Sohlberg smiled and said, “Please write your witness list now.”

 

Frøken Bøe wrote furiously on a notepad while she frowned and said:

 

“Also . . . I didn’t like them pulling Karl out of school because I don’t think Karl really had anything wrong with him that needed a doctor visit.”

 

“Why do you say that?”

 

“They made up his symptoms. They kept saying he had seizures during those two to three weeks before June fourth. That’s a lie. I never once saw him have seizures. At most he was a little space-y the two weeks before he disappeared. He looked sleep deprived . . . if not stressed. I asked him what was wrong and he just shrugged.

 

“I then asked the parents why Karl looked so stressed. That’s when they told me they had called a doctor . . . and that she had told them that he was having seizures and needed to come in for an examination.

 

“But then I thought . . . what doctor would diagnose seizures over the phone?

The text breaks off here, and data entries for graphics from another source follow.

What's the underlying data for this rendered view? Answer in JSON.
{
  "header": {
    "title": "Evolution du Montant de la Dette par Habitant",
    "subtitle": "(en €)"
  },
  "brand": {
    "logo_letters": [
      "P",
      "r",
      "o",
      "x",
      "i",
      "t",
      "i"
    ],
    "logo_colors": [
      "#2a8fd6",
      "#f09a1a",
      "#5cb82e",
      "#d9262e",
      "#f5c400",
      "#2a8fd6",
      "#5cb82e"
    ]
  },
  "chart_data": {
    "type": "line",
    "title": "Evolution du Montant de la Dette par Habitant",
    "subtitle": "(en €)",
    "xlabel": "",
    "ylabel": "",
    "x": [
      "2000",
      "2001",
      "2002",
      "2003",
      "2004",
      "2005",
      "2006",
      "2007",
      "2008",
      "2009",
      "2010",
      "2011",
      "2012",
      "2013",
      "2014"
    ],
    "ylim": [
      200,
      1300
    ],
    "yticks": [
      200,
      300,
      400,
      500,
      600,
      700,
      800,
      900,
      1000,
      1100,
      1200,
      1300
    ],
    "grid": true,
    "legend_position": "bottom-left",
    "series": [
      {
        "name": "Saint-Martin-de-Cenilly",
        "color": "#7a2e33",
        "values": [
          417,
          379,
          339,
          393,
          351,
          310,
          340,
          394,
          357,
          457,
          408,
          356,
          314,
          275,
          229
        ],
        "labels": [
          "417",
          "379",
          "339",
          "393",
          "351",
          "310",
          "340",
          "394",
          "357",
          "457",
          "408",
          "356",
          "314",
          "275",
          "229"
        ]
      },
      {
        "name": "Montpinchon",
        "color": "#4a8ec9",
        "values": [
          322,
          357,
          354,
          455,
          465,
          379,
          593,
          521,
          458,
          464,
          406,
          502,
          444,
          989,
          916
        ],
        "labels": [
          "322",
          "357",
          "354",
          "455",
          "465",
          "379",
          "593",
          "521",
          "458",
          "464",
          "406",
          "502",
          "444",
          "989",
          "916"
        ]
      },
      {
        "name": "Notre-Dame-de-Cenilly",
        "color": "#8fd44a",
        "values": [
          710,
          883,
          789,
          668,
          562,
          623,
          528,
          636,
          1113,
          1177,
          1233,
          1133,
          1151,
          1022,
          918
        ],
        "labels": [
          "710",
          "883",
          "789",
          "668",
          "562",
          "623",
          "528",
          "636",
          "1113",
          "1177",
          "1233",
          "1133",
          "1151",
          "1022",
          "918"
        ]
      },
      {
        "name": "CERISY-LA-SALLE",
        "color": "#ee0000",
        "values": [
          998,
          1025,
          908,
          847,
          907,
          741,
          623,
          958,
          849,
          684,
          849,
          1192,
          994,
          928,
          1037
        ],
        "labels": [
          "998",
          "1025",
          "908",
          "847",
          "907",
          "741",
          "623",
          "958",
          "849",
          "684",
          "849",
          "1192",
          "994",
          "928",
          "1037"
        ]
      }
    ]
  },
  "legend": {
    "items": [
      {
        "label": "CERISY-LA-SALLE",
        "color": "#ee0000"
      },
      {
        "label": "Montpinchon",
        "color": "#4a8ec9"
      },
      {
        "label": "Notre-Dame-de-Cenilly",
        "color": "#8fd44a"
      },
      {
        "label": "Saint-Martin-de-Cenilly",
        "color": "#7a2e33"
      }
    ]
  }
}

And since when can you talk to a doctor over the phone just like that? . . . You’re lucky if you get to talk to a nurse on the phone.”

 

“Do you know the name of the doctor?”

 

“Julie Heldaas. She’s a pediatrician. A lot of children in the school go to her.”

 

Sohlberg nodded and rubbed his cold hands. He knew that he would solve the case quickly if he could find out whether the father or the stepmother was the source of the clever trick to mislead the administrators and teachers into believing that Karl was leaving school to visit a doctor that fateful Friday June fourth.